Suriye’de şer odakları yine devrede
Suriye’deki zalim Esed rejiminin devrilmesinden sonraki süreçte muhaliflerden Ahmed eş-Şara başkanlığında bir hükûmet kuruldu ve bu hükûmet üzerinde bir konsensüs oluşmuştu. Birdenbire bir konsensüsün kalıcı olmasını çok beklemiyordum açıkçası; çünkü bir taraftan İran, bir taraftan da Rusya oradaki yenilgilerini hazmedememiş olacaklardı.
Bu çerçeveden bakınca da yine orada Ahmed eş-Şara’nın hem PKK/PYD’ye karşı silahlarını bırakma noktasındaki kararlı tutumunu hem de o Lazkiye’deki Nusayrilere, diğer Hristiyanlara ve Dürzilere karşı gayet itidalli ve mutedil yaklaşımlarını görünce, “Bu ekip devlet kurmaya kendilerini hazırlamışlar ve buna göre hareket ediyorlar.” diye düşünmüştüm. Nitekim, ilk baştaki yaklaşımları neticesinde herhangi bir şiddet olayı veya intikam alma gibi bir yaklaşım içerisine girmeden süreci itidalli bir şekilde yönettiler.

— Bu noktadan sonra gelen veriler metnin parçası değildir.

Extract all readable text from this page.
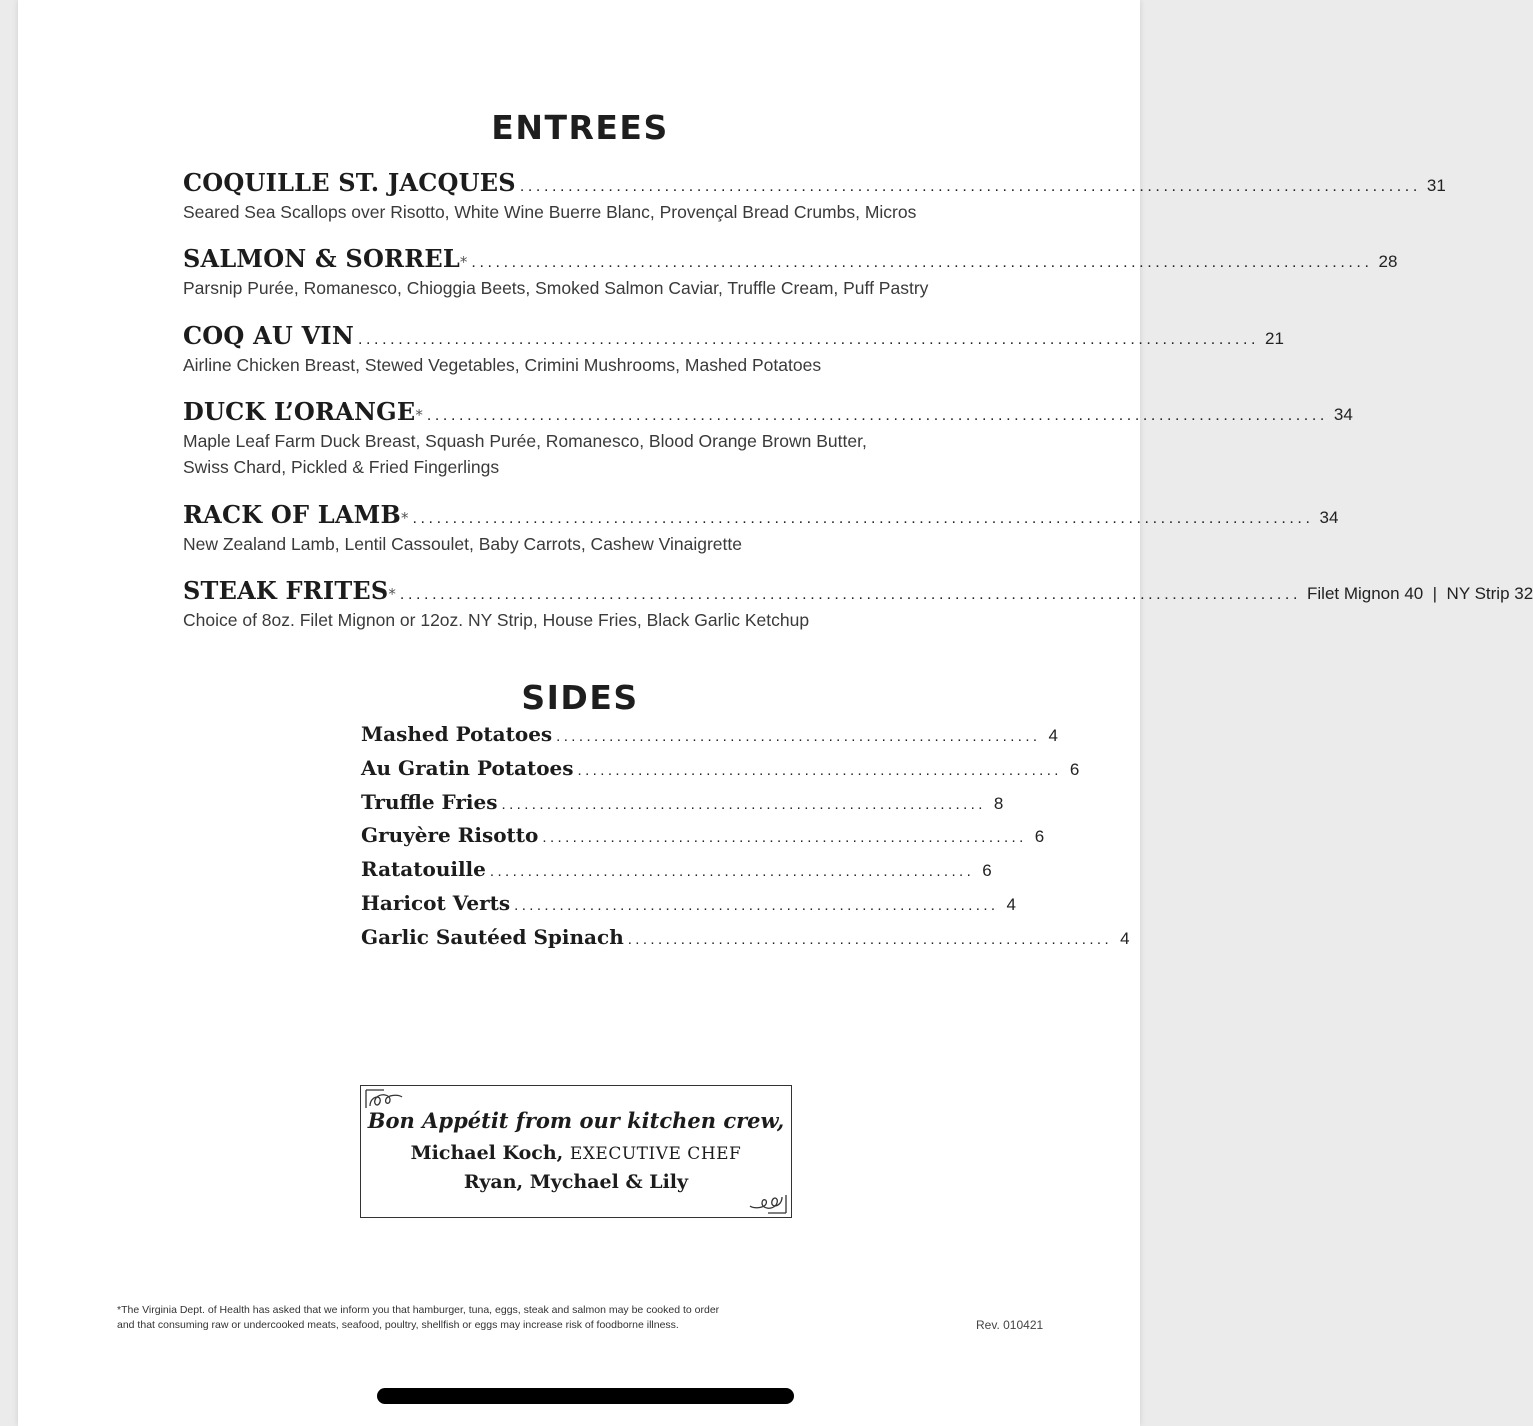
ENTREES
COQUILLE ST. JACQUES ................................................................................................................ 31
Seared Sea Scallops over Risotto, White Wine Buerre Blanc, Provençal Bread Crumbs, Micros
SALMON & SORREL * ................................................................................................................ 28
Parsnip Purée, Romanesco, Chioggia Beets, Smoked Salmon Caviar, Truffle Cream, Puff Pastry
COQ AU VIN ................................................................................................................ 21
Airline Chicken Breast, Stewed Vegetables, Crimini Mushrooms, Mashed Potatoes
DUCK L’ORANGE * ................................................................................................................ 34
Maple Leaf Farm Duck Breast, Squash Purée, Romanesco, Blood Orange Brown Butter,
Swiss Chard, Pickled & Fried Fingerlings
RACK OF LAMB * ................................................................................................................ 34
New Zealand Lamb, Lentil Cassoulet, Baby Carrots, Cashew Vinaigrette
STEAK FRITES * ................................................................................................................ Filet Mignon 40  |  NY Strip 32
Choice of 8oz. Filet Mignon or 12oz. NY Strip, House Fries, Black Garlic Ketchup
SIDES
Mashed Potatoes ................................................................ 4
Au Gratin Potatoes ................................................................ 6
Truffle Fries ................................................................ 8
Gruyère Risotto ................................................................ 6
Ratatouille ................................................................ 6
Haricot Verts ................................................................ 4
Garlic Sautéed Spinach ................................................................ 4
Bon Appétit from our kitchen crew,
Michael Koch, EXECUTIVE CHEF
Ryan, Mychael & Lily
*The Virginia Dept. of Health has asked that we inform you that hamburger, tuna, eggs, steak and salmon may be cooked to order
and that consuming raw or undercooked meats, seafood, poultry, shellfish or eggs may increase risk of foodborne illness.	Rev. 010421
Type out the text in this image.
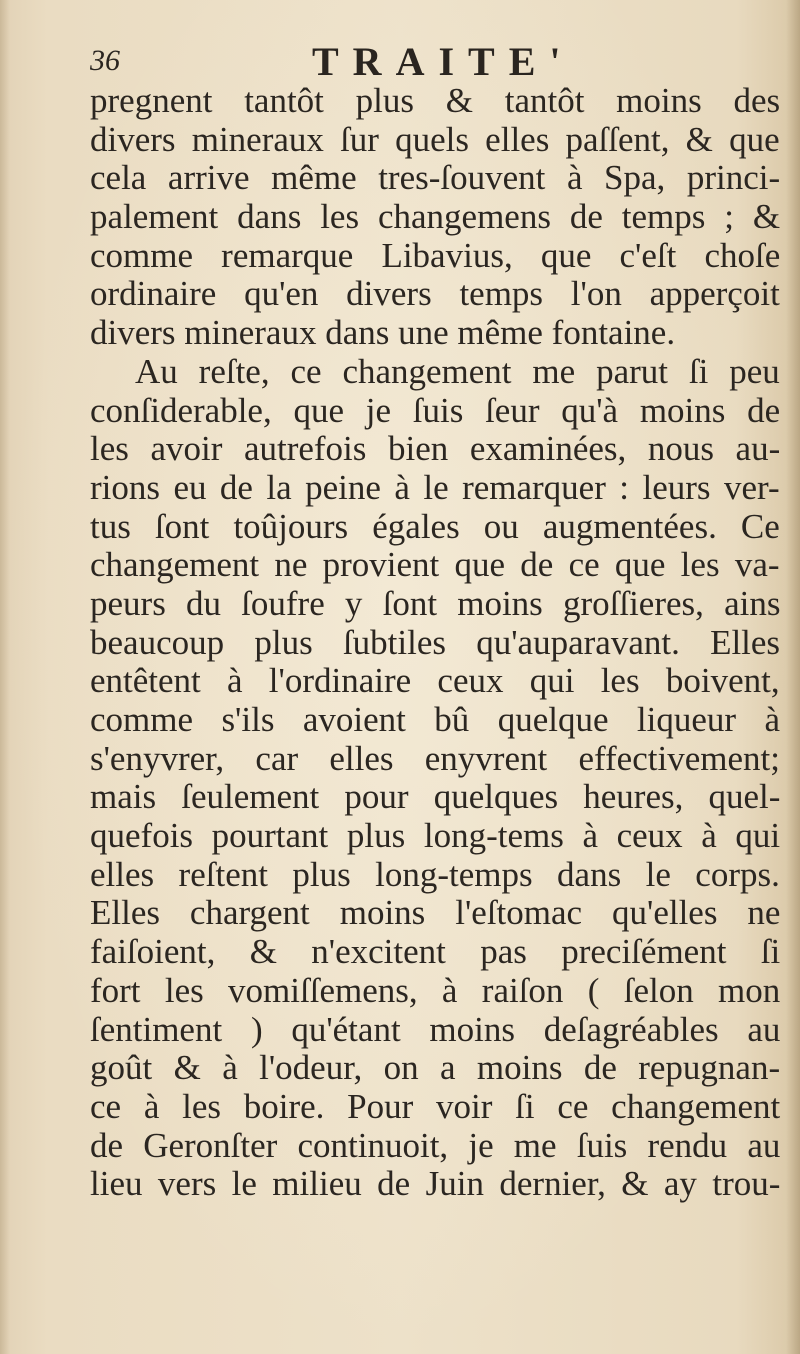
36	TRAITE'
pregnent tantôt plus & tantôt moins des
divers mineraux ſur quels elles paſſent, & que
cela arrive même tres-ſouvent à Spa, princi-
palement dans les changemens de temps ; &
comme remarque Libavius, que c'eſt choſe
ordinaire qu'en divers temps l'on apperçoit
divers mineraux dans une même fontaine.
Au reſte, ce changement me parut ſi peu
conſiderable, que je ſuis ſeur qu'à moins de
les avoir autrefois bien examinées, nous au-
rions eu de la peine à le remarquer : leurs ver-
tus ſont toûjours égales ou augmentées. Ce
changement ne provient que de ce que les va-
peurs du ſoufre y ſont moins groſſieres, ains
beaucoup plus ſubtiles qu'auparavant. Elles
entêtent à l'ordinaire ceux qui les boivent,
comme s'ils avoient bû quelque liqueur à
s'enyvrer, car elles enyvrent effectivement;
mais ſeulement pour quelques heures, quel-
quefois pourtant plus long-tems à ceux à qui
elles reſtent plus long-temps dans le corps.
Elles chargent moins l'eſtomac qu'elles ne
faiſoient, & n'excitent pas preciſément ſi
fort les vomiſſemens, à raiſon ( ſelon mon
ſentiment ) qu'étant moins deſagréables au
goût & à l'odeur, on a moins de repugnan-
ce à les boire. Pour voir ſi ce changement
de Geronſter continuoit, je me ſuis rendu au
lieu vers le milieu de Juin dernier, & ay trou-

Yakın zamanda ise ilk işaret fişeğini İran’dakilerin verdiği bir sürece tanıklık ettik. İran’da Nusayrileri bir şekilde hareketlendiren bir yaklaşım meydana geldi. Bunun yanı sıra da İsrail’in hem PKK/PYD’ye hem de diğer Dürziler gibi oradaki unsurlara ilişkin oluşturmaya çalıştığı yeni bir terör dalgasının etkisiyle İran’la İsrail’in tekrar işbirliğini gördük. Yakın zamanda Şefiyalar tekrar meydana çıktılar ve birçok katliam yaptılar. Bunun neticesi olarak da yeni Suriye hükûmetine karşı bir algı oluşturulmaya çalışıldı.

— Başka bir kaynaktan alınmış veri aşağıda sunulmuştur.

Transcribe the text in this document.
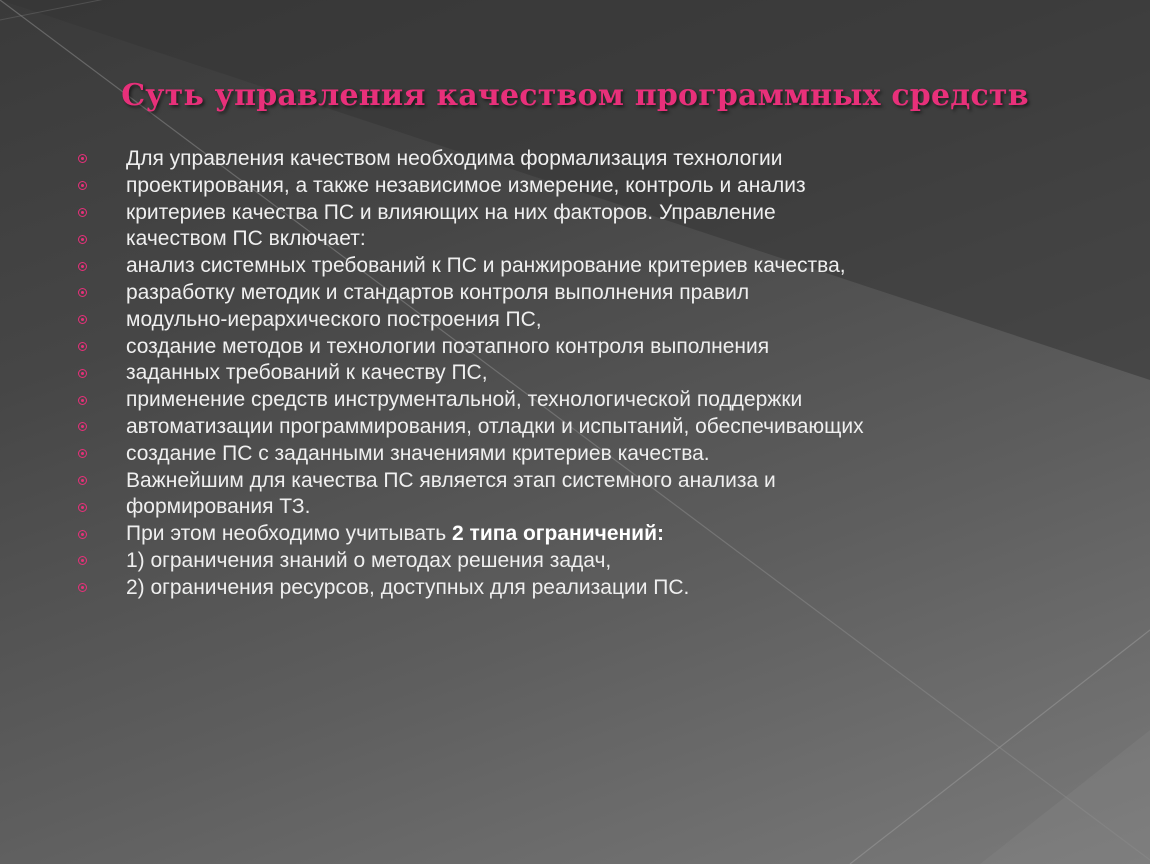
Суть управления качеством программных средств
Для управления качеством необходима формализация технологии
проектирования, а также независимое измерение, контроль и анализ
критериев качества ПС и влияющих на них факторов. Управление
качеством ПС включает:
анализ системных требований к ПС и ранжирование критериев качества,
разработку методик и стандартов контроля выполнения правил
модульно-иерархического построения ПС,
создание методов и технологии поэтапного контроля выполнения
заданных требований к качеству ПС,
применение средств инструментальной, технологической поддержки
автоматизации программирования, отладки и испытаний, обеспечивающих
создание ПС с заданными значениями критериев качества.
Важнейшим для качества ПС является этап системного анализа и
формирования ТЗ.
При этом необходимо учитывать 2 типа ограничений:
1) ограничения знаний о методах решения задач,
2) ограничения ресурсов, доступных для реализации ПС.
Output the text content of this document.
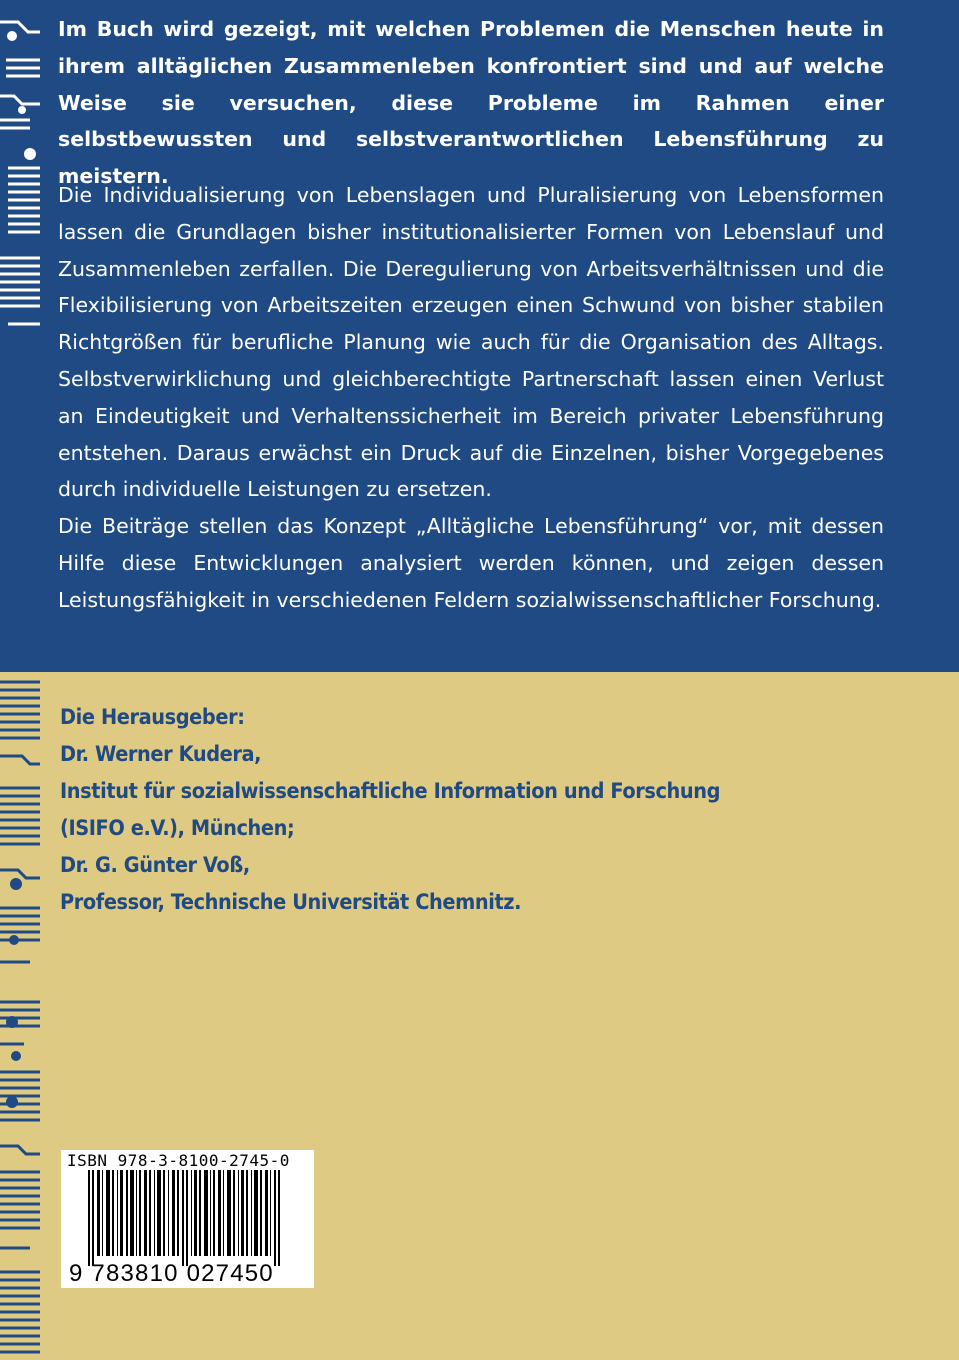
Im Buch wird gezeigt, mit welchen Problemen die Menschen heute in ihrem alltäglichen Zusammenleben konfrontiert sind und auf welche Weise sie versuchen, diese Probleme im Rahmen einer selbstbewussten und selbstverantwortlichen Lebensführung zu meistern.

Die Individualisierung von Lebenslagen und Pluralisierung von Lebensformen lassen die Grundlagen bisher institutionalisierter Formen von Lebenslauf und Zusammenleben zerfallen. Die Deregulierung von Arbeitsverhältnissen und die Flexibilisierung von Arbeitszeiten erzeugen einen Schwund von bisher stabilen Richtgrößen für berufliche Planung wie auch für die Organisation des Alltags. Selbstverwirklichung und gleichberechtigte Partnerschaft lassen einen Verlust an Eindeutigkeit und Verhaltenssicherheit im Bereich privater Lebensführung entstehen. Daraus erwächst ein Druck auf die Einzelnen, bisher Vorgegebenes durch individuelle Leistungen zu ersetzen.

Die Beiträge stellen das Konzept „Alltägliche Lebensführung“ vor, mit dessen Hilfe diese Entwicklungen analysiert werden können, und zeigen dessen Leistungsfähigkeit in verschiedenen Feldern sozialwissenschaftlicher Forschung.

Die Herausgeber:
Dr. Werner Kudera,
Institut für sozialwissenschaftliche Information und Forschung
(ISIFO e.V.), München;
Dr. G. Günter Voß,
Professor, Technische Universität Chemnitz.
ISBN 978-3-8100-2745-0
9 783810 027450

Oluşturulmaya çalışılan algı: “Aleviler katlediliyor.” Oysa “Aleviler katlediliyor.” diyen bu yaklaşım içerisindeki kişiler olan Nusayriler, Alevi değiller. Aleviler, Türkmen Alevilerden oluşur; bizim kabulümüz budur. Orada oluşturulmaya çalışılan algı genel olarak Alevilerin katledildiği yönündedir. Oysa katliamı yapanlar Aleviler! Üstelik bu katliamı yapan Alevilere ilişkin olarak daha önceki yaptıkları katliamlara, hatta kimyasal silah kullanmalarına karşı herhangi bir ses çıkarılmamıştır.
Buradan bakınca, çocuklar üzerine kimyasal silah kullanan Esed rejimine ses çıkarmayıp; ancak daha sonra küresel emperyalist İran ve İsrail’in kışkırtmasıyla Nusayrilerin Ahmed eş-Şara yönetimine ya da kolluk kuvvetlerine karşı başlattıkları isyan veya ayaklanmayı sonlandırmak için harekete geçen Suriye’nin yeni yönetimine karşı, hemen “Aleviler katlediliyor” algısı üzerinden bir propaganda oluşturmaya çalışıyorlar. Oysa bu algı, tamamen emperyalistlere hizmet eden, Türkiye aleyhine bir söylemdir.
Bu yaklaşımın içinde olanların aslına baksanız; ne Aleviler umurlarında ne de Suriye’de yaşayan çoluk çocuk. Suriye’nin toprak bütünlüğü bunların hiçbiri için önemli değil. Sadece, Türkiye aleyhine ne varsa onun yanında olup Türkiye aleyhine tüm yaklaşımlara destek veren bir noktada olduklarını görüyoruz. Buradan da bunların gerçek niyetini anlayabiliriz. Bu algılara karşı dikkatli olmak ve farkındalığımızı yüksek tutmak oldukça önemli olacaktır.